El gran avance es que se ha identificado una diana terapéutica. Ya no se trata de adormecer todo el cerebro o bloquear síntomas generales, sino de actuar sobre el mecanismo concreto. Las posibilidades que se abren son enormes, desde medicamentos que potencien los relajantes biológicos que segregamos –haciendo que la terapia de exposición sea más rápida y efectiva– hasta técnicas de estimulación cerebral profunda dirigidas a ese núcleo primitivo. Incluso la realidad virtual podría aplicarse al tratamiento de fobias, permitiendo exposiciones personalizadas que actúen sobre este circuito recién descubierto.

El mercado lo demanda, o más bien lo pide a gritos... Solo las ventas globales de medicamentos basados en benzodiacepinas (un grupo de ansiolíticos) alcanzaron los 2800 millones de dólares en 2023 y llegarán a los 4000 millones en 2032. 

Una reciente investigación de la Universidad de California en Davis explica por qué experimentamos tanta ansiedad en tiempos de incertidumbre prolongada como los actuales. Los investigadores Drew Fox y Dan Holley descubrieron que nuestro cerebro no responde a la probabilidad objetiva de un evento negativo, sino a lo que denominan 'tasa de riesgo', esto es, la percepción de que el peligro aumenta con cada momento que pasa sin que ocurra el evento temido.

¿Soldados que se vuelven temerarios con una píldora?

En su experimento, los participantes recibían una pequeña recompensa económica a cambio de exponerse a recibir una leve descarga eléctrica en cualquier momento. Lo sorprendente fue que la ansiedad no aumentaba por la probabilidad objetiva de recibir la descarga, sino por cuánto tiempo llevaban esperando sin que ocurriera nada. Esta situación es análoga a una gacela en la sabana: cada segundo con la cabeza baja obtiene más alimento, pero tiene que pagar un coste creciente en estrés. Como señala Holley: «La gacela podría mantener la cabeza agachada y pastar un poco más, pero aumenta su sensación de que puede ser atacada por un león. Este cálculo se vuelve más tenso con cada momento que pasa, aunque la probabilidad objetiva de que aparezca un depredador en cualquier momento, en realidad, es constante».

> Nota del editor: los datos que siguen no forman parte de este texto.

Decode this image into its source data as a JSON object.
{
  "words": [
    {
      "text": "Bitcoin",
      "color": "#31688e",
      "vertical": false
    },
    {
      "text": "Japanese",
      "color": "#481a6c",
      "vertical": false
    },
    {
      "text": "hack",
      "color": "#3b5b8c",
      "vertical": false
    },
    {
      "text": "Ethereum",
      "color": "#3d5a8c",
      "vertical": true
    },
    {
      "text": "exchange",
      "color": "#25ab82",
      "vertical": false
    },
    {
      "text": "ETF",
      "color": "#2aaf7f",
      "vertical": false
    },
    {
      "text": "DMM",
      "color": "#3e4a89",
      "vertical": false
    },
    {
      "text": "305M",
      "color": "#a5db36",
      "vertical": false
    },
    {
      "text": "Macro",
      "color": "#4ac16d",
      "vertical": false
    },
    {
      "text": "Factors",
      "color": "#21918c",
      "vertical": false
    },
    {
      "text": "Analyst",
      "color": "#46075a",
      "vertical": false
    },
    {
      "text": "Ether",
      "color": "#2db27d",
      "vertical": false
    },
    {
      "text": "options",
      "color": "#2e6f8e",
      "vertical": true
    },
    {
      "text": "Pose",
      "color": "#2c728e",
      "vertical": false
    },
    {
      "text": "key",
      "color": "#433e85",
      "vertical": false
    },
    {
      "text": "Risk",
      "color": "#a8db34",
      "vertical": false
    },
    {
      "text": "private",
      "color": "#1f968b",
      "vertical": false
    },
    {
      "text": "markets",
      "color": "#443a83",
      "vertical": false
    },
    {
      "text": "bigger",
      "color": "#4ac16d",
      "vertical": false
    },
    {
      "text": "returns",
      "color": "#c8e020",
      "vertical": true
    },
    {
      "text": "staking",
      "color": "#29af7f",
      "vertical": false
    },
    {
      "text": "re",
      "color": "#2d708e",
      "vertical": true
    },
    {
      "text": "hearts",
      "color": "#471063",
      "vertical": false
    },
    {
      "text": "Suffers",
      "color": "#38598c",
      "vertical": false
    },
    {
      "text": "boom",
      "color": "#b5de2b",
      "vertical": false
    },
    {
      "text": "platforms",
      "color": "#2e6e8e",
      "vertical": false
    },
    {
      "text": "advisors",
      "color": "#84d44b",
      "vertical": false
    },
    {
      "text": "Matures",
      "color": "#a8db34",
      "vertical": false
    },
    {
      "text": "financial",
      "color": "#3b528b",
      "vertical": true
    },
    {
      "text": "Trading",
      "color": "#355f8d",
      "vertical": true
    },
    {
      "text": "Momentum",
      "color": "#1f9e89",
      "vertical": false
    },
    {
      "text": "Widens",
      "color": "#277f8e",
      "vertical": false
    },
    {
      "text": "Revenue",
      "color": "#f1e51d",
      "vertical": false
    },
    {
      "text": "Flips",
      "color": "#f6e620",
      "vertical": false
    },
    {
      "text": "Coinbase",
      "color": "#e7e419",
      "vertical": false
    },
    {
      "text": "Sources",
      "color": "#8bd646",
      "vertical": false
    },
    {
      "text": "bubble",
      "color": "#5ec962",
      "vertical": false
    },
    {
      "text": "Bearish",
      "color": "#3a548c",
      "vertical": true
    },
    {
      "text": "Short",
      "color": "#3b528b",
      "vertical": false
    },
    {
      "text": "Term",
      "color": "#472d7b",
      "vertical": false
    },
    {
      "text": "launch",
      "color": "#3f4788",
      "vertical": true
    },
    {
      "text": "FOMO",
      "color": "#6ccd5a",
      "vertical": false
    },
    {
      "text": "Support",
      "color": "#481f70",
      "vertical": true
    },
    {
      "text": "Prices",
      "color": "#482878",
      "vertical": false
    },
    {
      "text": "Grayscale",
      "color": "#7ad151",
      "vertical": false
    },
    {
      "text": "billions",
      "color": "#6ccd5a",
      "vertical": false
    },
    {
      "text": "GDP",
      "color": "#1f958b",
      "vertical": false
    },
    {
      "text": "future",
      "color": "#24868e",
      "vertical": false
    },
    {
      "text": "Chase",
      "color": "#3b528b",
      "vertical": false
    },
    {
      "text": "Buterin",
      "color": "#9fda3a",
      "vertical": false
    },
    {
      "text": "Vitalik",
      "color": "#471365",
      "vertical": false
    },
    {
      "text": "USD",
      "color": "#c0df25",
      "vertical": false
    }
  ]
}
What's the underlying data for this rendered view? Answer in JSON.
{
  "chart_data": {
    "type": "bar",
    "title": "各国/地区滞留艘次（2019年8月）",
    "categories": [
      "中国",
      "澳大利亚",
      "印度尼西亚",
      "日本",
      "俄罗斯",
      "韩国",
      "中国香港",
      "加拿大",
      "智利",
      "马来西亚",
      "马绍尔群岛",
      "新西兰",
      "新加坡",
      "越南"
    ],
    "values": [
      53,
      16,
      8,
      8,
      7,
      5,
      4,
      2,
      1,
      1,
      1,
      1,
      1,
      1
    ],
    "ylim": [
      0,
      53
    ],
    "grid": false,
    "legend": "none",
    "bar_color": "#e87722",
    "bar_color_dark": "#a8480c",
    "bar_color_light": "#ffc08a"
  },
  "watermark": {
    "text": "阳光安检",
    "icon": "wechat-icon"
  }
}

Un tratamiento rápido y efectivo que atajara el miedo sería revolucionario, por ejemplo, para abordar el trastorno por estrés postraumático en veteranos de guerra. Una estadística del Ejército de EE.UU. muestra que, en lo que va de siglo, han muerto más soldados por suicidio que en combate. 

Pero cualquier nueva tecnología es dual y puede tener contraindicaciones éticas. ¿Soldados a los que se administra una pastilla que los vuelve temerarios (y desprecian su propia seguridad) antes de una misión? Diversos estudios han demostrado que pacientes con daño en la amígdala, que presentan déficits en la experiencia del miedo, suelen tomar decisiones más arriesgadas y menos ventajosas a largo plazo. En cierto modo pasa lo mismo con el dolor: protege de un daño mayor, a no ser que se vuelva intolerable. Más allá de escenarios distópicos, las posibilidades comerciales son casi infinitas: desde píldoras para superar el miedo a volar hasta otras que ayudan a enfrentarse a situaciones de alto riesgo, por ejemplo, para cirujanos, bomberos o controladores aéreos. ¿Pero dónde se traza la frontera? ¿Por qué no librarse de las inseguridades ante una primera cita, un examen oral, una entrevista de trabajo? Quizá porque nos perderíamos una de las más satisfactorias sensaciones del ser humano: la de haberle echado valor.